За кипой измятых вылинявших журналов,
На полке шкафа – старый, за грош не продашь, -
У самой стенки, холодной и очень усталой,
Ты прячешь листы бумаги и карандаш.
Так было всегда: пропадали внезапно минуты,
И дом, словно карточный, складывался на глазах,
И мир был лишь занавес: сдерни – под ним, им опутан,
Скрывался другой – тот, в котором неведом был страх.
Там лязгом мечей оглашались нередко долины,
Там солнце блестело в щите, были руки крепки, -
Добро побеждало, и только полет голубиный
Тревожил гладь неба над мирным теченьем реки.
И только стук сердца. И только открытые взгляды.
И только…
Завеса.
И дом вырастал, весь в пыли.
И как ни кричи ты в пустое пространство «не надо»…
Спасет – карандаш и бумага. До новой Земли.
И ты не старела. Ты рушилась, но не старела.
И то, что осталось, писало о сказке и сне.
И все, что оттуда, - болело. Привычно болело.
И, видя голубку, ты бредила: «Это – ко мне».

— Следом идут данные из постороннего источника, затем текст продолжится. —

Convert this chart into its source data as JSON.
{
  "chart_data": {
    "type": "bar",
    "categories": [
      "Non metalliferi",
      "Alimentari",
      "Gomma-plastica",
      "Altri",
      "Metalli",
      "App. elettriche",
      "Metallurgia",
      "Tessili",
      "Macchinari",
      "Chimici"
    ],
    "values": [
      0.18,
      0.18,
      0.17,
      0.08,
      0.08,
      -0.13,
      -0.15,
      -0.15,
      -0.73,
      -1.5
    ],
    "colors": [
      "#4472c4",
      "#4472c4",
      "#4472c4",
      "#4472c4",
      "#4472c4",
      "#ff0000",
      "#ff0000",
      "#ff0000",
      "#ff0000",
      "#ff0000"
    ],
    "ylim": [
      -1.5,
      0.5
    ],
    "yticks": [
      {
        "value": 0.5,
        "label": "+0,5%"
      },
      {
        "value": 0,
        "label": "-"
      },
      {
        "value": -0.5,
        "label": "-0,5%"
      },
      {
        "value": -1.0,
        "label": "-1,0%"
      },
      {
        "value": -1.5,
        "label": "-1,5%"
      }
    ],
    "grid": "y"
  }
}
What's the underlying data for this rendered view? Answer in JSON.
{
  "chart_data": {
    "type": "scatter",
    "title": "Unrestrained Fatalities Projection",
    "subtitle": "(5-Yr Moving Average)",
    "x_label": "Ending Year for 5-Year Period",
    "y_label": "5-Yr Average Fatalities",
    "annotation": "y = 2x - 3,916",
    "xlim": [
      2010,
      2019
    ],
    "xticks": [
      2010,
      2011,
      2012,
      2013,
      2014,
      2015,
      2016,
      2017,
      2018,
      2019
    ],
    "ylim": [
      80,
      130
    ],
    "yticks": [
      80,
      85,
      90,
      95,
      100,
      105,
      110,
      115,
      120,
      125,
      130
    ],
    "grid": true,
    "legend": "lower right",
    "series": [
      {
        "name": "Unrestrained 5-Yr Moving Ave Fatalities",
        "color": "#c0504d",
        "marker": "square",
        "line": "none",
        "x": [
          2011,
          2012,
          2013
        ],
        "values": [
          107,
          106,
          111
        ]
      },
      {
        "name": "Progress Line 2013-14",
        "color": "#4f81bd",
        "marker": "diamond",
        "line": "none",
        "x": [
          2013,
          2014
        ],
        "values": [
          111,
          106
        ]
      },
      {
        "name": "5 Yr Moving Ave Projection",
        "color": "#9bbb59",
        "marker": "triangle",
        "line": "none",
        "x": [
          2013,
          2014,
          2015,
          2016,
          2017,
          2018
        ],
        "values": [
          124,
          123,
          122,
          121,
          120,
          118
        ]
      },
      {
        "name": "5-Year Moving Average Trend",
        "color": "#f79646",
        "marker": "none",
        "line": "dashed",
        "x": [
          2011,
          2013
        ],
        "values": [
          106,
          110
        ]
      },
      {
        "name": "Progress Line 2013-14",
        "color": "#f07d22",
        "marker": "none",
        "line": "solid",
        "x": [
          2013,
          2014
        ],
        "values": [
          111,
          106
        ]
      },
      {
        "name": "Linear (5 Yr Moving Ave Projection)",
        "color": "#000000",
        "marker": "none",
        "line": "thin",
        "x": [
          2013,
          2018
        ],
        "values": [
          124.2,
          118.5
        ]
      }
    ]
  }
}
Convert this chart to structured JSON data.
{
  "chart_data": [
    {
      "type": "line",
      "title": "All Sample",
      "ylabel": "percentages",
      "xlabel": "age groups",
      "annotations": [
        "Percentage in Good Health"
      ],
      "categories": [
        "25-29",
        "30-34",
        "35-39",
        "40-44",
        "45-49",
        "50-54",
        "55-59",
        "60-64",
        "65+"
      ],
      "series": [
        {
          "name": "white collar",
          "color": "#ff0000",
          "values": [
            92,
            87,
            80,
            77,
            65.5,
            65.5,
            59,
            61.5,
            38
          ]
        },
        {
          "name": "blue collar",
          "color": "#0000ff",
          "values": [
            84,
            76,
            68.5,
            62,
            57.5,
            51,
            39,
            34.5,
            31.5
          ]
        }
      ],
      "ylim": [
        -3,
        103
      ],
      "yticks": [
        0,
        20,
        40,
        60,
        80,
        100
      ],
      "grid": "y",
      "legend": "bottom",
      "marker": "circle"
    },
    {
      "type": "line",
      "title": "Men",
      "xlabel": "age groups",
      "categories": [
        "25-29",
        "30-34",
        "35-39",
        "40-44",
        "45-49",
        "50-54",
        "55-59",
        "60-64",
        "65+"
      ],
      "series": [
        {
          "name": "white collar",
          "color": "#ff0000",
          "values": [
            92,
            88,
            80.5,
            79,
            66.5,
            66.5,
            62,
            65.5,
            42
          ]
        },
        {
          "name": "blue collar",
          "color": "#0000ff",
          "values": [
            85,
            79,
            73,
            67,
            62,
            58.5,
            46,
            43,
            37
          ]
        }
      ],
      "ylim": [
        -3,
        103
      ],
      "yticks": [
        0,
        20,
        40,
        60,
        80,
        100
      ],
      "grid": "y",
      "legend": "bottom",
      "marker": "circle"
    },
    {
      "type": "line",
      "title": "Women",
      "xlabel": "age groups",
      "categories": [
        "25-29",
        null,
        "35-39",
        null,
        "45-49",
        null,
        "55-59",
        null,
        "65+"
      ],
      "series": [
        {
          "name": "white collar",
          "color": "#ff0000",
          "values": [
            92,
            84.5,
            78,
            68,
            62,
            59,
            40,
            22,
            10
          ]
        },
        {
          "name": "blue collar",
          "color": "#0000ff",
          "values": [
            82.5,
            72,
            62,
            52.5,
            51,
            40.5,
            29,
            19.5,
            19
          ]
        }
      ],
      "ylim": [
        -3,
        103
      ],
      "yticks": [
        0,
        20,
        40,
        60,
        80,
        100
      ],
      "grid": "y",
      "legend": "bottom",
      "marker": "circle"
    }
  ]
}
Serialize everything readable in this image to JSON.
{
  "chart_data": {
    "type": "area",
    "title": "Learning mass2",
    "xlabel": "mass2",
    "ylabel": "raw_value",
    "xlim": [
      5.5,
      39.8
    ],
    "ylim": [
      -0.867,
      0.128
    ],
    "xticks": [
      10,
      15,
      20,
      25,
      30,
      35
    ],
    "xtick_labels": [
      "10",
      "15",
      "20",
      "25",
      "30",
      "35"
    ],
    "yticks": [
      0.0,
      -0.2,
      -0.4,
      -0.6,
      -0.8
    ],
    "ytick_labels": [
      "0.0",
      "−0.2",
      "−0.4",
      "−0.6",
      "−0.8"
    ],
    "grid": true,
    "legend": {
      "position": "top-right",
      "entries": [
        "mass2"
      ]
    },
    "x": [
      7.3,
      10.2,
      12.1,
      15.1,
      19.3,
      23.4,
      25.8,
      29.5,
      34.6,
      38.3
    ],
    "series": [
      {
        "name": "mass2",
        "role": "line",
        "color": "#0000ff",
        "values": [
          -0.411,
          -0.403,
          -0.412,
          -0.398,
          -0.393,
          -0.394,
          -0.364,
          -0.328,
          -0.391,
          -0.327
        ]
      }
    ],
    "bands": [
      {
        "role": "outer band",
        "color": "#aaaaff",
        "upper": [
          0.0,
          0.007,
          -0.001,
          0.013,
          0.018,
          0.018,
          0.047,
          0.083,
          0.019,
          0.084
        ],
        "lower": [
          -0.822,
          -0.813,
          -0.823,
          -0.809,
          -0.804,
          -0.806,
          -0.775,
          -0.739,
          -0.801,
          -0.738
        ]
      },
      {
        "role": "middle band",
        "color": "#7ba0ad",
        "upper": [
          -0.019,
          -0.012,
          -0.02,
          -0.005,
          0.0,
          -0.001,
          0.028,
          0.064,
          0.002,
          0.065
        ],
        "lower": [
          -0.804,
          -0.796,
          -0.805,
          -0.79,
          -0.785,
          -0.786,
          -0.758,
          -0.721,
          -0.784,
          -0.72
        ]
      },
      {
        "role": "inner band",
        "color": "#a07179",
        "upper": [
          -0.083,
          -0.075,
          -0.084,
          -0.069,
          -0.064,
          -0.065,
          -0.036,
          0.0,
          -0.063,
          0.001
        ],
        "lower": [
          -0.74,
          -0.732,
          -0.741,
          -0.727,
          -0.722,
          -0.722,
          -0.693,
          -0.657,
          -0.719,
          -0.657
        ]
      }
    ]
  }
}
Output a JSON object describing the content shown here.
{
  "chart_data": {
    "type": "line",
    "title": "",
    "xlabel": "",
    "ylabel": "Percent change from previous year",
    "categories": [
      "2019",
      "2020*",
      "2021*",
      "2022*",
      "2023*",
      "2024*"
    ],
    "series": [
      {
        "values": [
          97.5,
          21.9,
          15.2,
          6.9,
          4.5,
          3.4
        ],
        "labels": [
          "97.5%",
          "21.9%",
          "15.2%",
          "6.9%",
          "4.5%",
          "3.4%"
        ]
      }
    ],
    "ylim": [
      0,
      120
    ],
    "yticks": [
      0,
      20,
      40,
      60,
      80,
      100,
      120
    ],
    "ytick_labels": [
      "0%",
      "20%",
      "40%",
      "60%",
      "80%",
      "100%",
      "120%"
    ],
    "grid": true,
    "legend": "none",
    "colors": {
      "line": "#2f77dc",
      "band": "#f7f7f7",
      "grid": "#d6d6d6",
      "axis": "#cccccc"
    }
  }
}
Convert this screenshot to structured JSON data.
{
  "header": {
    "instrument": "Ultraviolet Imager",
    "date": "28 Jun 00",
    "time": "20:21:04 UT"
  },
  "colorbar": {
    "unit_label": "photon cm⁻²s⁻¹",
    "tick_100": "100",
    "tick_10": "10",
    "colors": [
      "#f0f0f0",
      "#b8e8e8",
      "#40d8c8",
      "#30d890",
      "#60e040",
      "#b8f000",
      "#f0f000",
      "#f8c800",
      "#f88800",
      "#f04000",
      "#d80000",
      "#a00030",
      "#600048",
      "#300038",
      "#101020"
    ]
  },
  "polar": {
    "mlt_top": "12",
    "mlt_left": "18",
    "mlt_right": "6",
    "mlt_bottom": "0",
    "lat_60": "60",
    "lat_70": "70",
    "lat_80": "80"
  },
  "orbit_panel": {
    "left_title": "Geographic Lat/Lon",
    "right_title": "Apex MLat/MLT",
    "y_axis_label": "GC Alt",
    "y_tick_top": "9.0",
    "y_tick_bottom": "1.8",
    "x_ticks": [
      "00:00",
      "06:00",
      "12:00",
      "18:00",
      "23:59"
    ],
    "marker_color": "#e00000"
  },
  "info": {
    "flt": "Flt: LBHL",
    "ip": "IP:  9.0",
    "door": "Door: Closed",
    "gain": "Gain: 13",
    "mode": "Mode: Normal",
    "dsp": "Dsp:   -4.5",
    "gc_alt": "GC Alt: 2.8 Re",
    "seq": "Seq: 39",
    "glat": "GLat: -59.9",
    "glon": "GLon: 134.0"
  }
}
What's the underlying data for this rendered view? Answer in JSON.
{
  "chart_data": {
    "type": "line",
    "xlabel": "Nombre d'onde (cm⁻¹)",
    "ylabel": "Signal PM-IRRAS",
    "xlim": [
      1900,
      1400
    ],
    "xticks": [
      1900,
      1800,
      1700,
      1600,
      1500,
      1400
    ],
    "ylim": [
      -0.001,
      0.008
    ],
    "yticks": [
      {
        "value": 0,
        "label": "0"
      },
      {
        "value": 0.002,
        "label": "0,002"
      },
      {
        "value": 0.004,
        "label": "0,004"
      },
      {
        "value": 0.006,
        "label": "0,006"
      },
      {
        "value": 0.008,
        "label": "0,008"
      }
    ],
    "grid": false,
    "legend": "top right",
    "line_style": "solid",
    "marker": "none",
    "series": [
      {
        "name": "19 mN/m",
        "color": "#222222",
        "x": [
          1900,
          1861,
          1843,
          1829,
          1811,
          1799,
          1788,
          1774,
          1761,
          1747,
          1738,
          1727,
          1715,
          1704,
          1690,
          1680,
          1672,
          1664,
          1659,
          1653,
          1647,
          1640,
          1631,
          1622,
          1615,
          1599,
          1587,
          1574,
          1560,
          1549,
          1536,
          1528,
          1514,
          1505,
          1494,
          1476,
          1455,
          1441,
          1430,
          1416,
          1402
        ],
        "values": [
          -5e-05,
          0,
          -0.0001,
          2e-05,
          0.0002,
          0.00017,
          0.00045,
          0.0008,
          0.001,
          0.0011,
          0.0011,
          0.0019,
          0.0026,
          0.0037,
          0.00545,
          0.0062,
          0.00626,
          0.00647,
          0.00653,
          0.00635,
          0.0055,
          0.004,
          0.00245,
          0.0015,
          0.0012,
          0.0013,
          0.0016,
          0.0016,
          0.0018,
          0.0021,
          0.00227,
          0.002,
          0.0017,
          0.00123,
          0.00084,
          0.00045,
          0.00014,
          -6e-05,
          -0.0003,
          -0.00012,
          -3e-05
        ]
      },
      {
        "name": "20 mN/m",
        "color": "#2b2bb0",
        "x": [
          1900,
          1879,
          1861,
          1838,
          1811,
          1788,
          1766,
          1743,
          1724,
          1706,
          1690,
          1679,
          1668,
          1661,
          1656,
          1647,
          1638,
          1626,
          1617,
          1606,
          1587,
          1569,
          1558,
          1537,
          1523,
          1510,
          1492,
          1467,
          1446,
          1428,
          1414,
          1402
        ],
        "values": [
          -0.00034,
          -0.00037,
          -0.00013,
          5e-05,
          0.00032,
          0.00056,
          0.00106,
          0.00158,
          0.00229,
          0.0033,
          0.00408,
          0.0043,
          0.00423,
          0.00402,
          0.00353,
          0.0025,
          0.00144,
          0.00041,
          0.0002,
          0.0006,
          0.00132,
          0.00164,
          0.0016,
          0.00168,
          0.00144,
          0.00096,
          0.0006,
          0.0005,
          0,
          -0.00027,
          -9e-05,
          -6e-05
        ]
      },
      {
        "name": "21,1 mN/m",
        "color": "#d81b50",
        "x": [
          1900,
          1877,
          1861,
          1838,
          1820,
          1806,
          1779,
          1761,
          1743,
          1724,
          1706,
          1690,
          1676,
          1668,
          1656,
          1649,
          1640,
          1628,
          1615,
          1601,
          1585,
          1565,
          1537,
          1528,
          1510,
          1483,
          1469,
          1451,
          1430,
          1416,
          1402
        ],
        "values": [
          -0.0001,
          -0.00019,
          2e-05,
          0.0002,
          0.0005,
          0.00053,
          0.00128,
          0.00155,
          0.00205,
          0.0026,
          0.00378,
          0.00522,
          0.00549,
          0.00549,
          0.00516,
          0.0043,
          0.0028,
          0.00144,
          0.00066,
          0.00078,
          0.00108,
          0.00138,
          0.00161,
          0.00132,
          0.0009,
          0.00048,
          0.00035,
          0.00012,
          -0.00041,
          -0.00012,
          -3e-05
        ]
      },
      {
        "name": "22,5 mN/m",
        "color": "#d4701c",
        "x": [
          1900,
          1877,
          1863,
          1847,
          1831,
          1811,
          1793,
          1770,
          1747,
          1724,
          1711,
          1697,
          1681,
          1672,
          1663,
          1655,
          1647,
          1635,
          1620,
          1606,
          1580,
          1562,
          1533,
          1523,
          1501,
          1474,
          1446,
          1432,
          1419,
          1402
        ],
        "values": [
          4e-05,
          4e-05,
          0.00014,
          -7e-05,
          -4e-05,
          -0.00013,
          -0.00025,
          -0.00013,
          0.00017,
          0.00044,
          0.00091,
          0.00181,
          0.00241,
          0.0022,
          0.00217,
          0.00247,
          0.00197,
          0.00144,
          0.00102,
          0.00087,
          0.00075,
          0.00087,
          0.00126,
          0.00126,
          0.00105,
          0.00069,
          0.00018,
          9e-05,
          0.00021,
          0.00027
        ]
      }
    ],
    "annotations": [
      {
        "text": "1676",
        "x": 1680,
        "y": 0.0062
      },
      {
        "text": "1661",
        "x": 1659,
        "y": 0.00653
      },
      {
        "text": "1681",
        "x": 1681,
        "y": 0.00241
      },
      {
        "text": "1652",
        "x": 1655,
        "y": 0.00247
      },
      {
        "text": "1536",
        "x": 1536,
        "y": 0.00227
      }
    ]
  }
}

Когда-нибудь ты, в полусне начищая кастрюли
Или разбирая в сарае завалы трухи,
В древесно-пустом октябре, или в спелом июле, -
Ты вдруг обнаружишь:
Твой сын.
Тоже пишет стихи.
Блокнот, ручка мажет, и почерк любимый неловкий,
И сказки, что ждут терпеливо, молчат до поры.
Ты знаешь: легендам нельзя подобрать заголовки,
На белых листах подсыхают не строчки – миры.
И этим же днем разомкнутся замшелые стены,
И в солнечных сладких краях параллельной страны –
Там женщина некая вдруг возвратится из плена,
И в чащу лесную уйдет, где шаги не слышны.
Лишь издали видела сына, он сильный и смелый,
Владеет мечом, словно древний воинственный бог.
Страница закрылась, и время, тюремщик умелый,
Ключами звенит и не пустит за этот порог.
Наверное, в тень отойдет и не сможет иначе…
Даст юным дорогу, себя исчерпала до дна…
Да нет. Вот, в пещеру идет. И свой меч – перепрячет.
Покой – хорошо. Но что, если завтра – война?